Berkeley City Council approves strict new building regulations

Council votes to introduce more frequent inspections and improved ventilation

A crew works on the remaining wood of an apartment building balcony that collapsed in Berkeley, California. Photograph: Jeff Chiu/AP Photo
A crew works on the remaining wood of an apartment building balcony that collapsed in Berkeley, California. Photograph: Jeff Chiu/AP Photo

Berkeley City Council has approved strict new rules on building regulations in the wake of last month's balcony collapse in California that killed six Irish students and injured seven others, some gravely.

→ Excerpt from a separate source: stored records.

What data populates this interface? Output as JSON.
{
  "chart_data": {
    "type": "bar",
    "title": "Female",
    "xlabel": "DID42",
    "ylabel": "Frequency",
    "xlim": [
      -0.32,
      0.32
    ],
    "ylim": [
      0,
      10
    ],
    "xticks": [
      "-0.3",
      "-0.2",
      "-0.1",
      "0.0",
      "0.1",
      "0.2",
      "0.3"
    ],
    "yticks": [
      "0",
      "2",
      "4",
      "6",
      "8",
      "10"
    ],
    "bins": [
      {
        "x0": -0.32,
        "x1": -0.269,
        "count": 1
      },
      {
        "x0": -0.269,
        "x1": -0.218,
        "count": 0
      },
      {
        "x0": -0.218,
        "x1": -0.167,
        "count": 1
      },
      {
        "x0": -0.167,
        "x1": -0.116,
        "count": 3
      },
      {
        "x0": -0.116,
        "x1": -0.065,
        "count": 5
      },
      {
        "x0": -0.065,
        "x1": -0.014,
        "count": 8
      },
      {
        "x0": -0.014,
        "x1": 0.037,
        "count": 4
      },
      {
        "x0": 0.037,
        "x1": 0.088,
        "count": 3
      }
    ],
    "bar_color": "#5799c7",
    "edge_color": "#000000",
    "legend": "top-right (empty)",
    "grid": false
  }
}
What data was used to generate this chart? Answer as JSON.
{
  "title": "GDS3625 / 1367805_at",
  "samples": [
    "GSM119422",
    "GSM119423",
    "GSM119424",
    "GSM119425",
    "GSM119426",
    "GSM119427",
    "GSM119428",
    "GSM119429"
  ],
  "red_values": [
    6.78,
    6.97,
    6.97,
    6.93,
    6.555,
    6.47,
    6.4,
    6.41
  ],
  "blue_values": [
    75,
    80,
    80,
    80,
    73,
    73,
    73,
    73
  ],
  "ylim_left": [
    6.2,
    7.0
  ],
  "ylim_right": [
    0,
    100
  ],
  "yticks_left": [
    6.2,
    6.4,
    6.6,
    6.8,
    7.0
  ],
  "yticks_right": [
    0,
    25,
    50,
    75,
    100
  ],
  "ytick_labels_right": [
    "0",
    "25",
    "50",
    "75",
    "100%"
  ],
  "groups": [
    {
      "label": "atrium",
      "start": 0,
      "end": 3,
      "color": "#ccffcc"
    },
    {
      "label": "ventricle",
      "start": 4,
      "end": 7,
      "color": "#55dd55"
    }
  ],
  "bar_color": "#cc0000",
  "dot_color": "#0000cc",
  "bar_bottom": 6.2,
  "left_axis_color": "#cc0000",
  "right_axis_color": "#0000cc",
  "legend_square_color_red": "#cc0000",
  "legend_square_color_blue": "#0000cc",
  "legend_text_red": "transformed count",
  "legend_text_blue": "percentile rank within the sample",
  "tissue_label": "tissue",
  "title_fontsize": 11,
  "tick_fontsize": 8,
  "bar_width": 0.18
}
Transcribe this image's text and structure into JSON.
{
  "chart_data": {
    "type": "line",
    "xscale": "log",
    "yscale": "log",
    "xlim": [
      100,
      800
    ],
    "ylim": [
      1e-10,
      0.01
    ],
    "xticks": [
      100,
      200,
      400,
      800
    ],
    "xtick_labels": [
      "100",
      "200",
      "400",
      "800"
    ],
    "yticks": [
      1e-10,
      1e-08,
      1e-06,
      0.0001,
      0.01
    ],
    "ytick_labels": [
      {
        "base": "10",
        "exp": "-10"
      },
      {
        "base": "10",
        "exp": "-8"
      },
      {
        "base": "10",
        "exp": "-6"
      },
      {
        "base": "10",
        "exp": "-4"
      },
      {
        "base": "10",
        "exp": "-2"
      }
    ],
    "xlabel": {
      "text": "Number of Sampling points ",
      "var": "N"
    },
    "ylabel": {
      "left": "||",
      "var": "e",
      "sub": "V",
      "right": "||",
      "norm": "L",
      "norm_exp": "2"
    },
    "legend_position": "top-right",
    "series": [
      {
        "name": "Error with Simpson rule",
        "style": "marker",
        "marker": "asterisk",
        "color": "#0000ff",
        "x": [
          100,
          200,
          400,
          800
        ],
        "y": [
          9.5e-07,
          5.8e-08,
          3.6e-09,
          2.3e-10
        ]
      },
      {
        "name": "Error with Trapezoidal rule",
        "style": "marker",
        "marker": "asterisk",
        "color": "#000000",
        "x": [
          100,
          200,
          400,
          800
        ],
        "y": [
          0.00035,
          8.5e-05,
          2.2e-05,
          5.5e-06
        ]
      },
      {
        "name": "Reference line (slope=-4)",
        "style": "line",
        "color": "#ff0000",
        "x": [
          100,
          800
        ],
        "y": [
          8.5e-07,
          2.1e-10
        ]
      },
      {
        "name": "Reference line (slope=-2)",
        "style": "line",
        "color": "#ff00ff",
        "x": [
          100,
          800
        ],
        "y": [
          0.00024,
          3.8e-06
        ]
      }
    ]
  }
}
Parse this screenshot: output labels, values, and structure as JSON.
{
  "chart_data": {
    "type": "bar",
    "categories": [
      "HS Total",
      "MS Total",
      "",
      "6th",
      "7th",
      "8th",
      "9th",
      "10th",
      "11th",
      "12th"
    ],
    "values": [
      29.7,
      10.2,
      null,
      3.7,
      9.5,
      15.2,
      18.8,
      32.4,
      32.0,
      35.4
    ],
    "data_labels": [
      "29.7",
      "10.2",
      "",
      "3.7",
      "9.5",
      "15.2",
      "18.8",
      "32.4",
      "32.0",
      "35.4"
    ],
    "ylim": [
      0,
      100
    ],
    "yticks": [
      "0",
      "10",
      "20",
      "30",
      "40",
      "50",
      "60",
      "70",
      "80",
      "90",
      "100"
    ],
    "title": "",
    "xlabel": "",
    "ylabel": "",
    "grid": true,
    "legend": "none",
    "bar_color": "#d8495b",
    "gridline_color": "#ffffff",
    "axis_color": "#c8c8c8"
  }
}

The council voted to adopt recommendations made by the city’s building and safety division staff to introduce more frequent inspections of balconies, improved ventilation and access to balcony supports, and more stringent rules on the materials used and the construction design.

City officials made the recommendations in a report released a week after the June 16th tragedy. They concluded in their report that the wooden beams that had supported the fourth-floor balcony were “severely dry-rotted” as a result of water damage and poor ventilation.

The elected nine-member council voted to pass “urgency ordinances” relating to balcony construction and inspections at a meeting in Berkeley last night.

READ MORE

Building industry representatives unsuccessfully lobbied the council at last night’s meeting not to pass the new regulations and to delay them.

One of the rules would “require more stringent regulations” than those provided by the 2013 California building code.

Building regulations are set by the state but Berkeley city officials have the authority to set a higher level of safety standards, if required.

Five 21-year-old Dublin students - Eimear Walsh, Eoghan Culligan, Lorcán Miller, Nick Schuster and Olivia Burke - and Ms Burke’s Irish-American cousin Ashley Donohoe (22), from Rohnert Park, California - died when the fourth-floor balcony they were standing on collapsed as they were celebrating an early-morning 21st birthday.

Seven other students were injured in the accident, including a number seriously. Two students have been discharged from hospital.

Berkeley building and safety staff had recommended five-year inspections of balconies but some felt this did not go far enough.

George and Jackie Donohoe, the parents of Ms Donohoe and uncle and aunt to Olivia Burke, had called for yearly inspections of balconies to prevent such a tragedy from happening again.

Attorneys for the couple warned the council that dry rot could infect wood in as little as 12 weeks and cause damage in less than a year.

Their lawyers wrote to the council on Friday, telling them: “If the city of Berkeley truly wants to prevent another tragedy, these required maintenance inspections should be done, at a minimum, every year.”

The council compromised, modifying the frequency of inspections down from every five years, as recommended by building staff, to every three years.

They also introduced a regulation requiring all existing structures to be inspected within six months.

The newly passed regulations will force building contractors and property owners to create ventilation openings on balconies that are exposed to the weather and which are sealed underneath.

Such balconies must be constructed of naturally durable wood, preservative-treated wood, corrosive resistant steel or other materials, according to one of the new ordinances.

Meanwhile, state legislators in the California capital of Sacramento refused to support proposed legislation that would require building contractors to report legal settlements to the state in construction defect cases.

The emergency measure was proposed by two Democratic state senators, Jerry Hill of San Mateo and Loni Hancock of Berkeley, in the aftermath of the balcony collapse tragedy.

It emerged after the accident that Segue Construction, the California company that built the Library Gardens apartment block at 2020 Kittredge Street in 2007, had been sued in at least 20 civil legal actions in four Californian counties since 1997.

The legal complaints centred on negligence, construction defects and property damage claims and the company paid out almost $23 million (€21 million) from 2012 to 2014 to settle the court cases.

The California Contractors State License Board had been unaware of the various legal actions taken against the construction company.

Amid stiff resistance from the construction industry, legislators declined to vote on a bill they had not seen, preferring to wait until more details emerged about the balcony collapse before passing a law.

The balcony collapse is the subject of parallel criminal and civil investigations by the Alameda County district attorney Nancy O’Malley, who is responsible for prosecuting crime in Berkeley, and the California Contractors State License Board.

In another development, the family of Aoife Beary, one of the seven students injured in the balcony collapse, said she is scheduled to be moved to the same California hospital where two of the other injured students, Hannah Waters and Clodagh Cogley, are being treated.

"Aoife is getting stronger every day and making steps forward towards recovery," her family said in a message posted on the Friends of Aoife Beary page on the social media website Facebook.

“All going well,” they said, “Aoife is due to move from Stanford to Valley Medical Rehab Centre in Santa Clara, south of San Francisco”.

“The road to recovery is still long and the family would again like to extend their thanks for all prayers, messages and positive thoughts being sent their way,” they said.

The 13 students who were on the balcony when it collapsed were celebrating Ms Beary’s birthday at the time.